22/5/2020 -  A história segue seu rumo, por vezes, em repetição. Vejam, por exemplo, a redemocratização brasileira, que jovem e com sérias dificuldades de amadurecimento, repete de forma trágica: o quase impeachment de Collor, que renunciou para evitá-lo; de Dilma e agora, tudo leva a crer, de Bolsonaro.
Collor se elegeu com base num slogan velho: o “caçador de marajás”. Sem base partidária forte e fiel, abusou da onipotência, onisciência e arroubos. Confundiu as posições ideológicas de centro, sem os radicalismos de direita e esquerda, de majoritárias bancadas de senadores e deputados federais de posições moderadas, com o chamado Centrão, composto por legisladores federais fisiológicos e voltados às suas bases eleitorais sustentadas como currais eleitorais. Pois bem, se esqueceu da simples aritmética, de que o centro com a maioria de cerca de 40% do eleitorado e do Congresso Nacional, é o fiel da balança, haja vista que Collor tinha os outros 30% de direita do eleitorado e do Legislativo federal, portanto, em tese, 70% dos deputados e senadores lhe dariam uma folgada maioria, que dentre outras conjunturas, evitariam sua defecção do poder. O fiel da balança pende para outro lado, quando o chefe do Executivo federal abandona as convicções racionais e moderadas... Aconteceu o esperado.

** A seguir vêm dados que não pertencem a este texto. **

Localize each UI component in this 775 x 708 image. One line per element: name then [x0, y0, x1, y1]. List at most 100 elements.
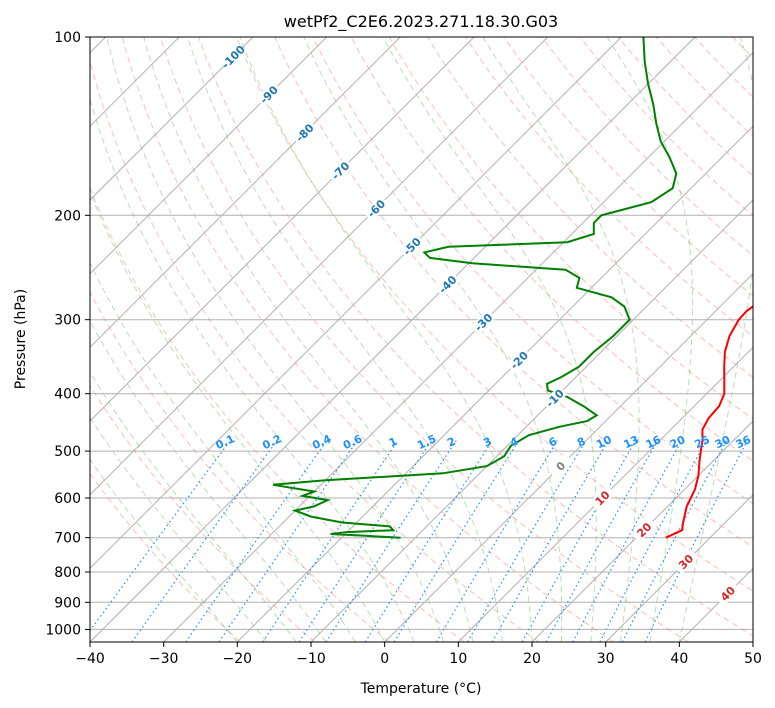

Com Dilma, aconteceu algo parecido. Despreparada como Collor, autoritária, onisciente, porém, com o outro lado ideológico, de 30% da esquerda. Imaginava, como Collor, que o centro que fora fundamental para sua eleição e reeleição, não a abandonaria jamais. Obviamente que quando cometeu crimes fiscais, administrativos, contábeis, e sobretudo eleitorais, com a nomeação do banqueiro Joaquim Levy, dando uma guinada ideológica, e provocando, na sequência, sua demissão, o centro a abandonou. Aliás, como se esperava.
Bolsonaro repete a mesma história de Collor, onisciente, onipotente, autoritário, despreparado, e agora, com seguidas ações desastradas nos campos diplomático, ambiental, político, administrativo, educacional, social, e sobretudo, sanitário, ele cava sua sepultura com habilidade. O que segura Bolsonaro são os militares ? Porque o Centro ele já perdeu. Imagina que cortejar o Centrão e tê-lo junto com os 30% da direita lhe dará folga para evitar sua cassação. Que equívoco monumental: o Centrão não é o Centro. Somente representa uma parcela menor dela. Ainda mais que o Centrão é fiel traidor. Traiu Sarney, Collor, Fernando Henrique, Lula, Dilma, Temer e trairá Bolsonaro, se este continuar caminhando celeremente ao precipício.

(*) Roberto Kawasaki é economista pela FEA-USP, professor dos cursos de Administração, Sistemas de Informação, Arquitetura e Urbanismo, Jornalismo,
Publicidade e Propaganda e Engenharia de Produção da Faccat e articulista do DIÁRIO.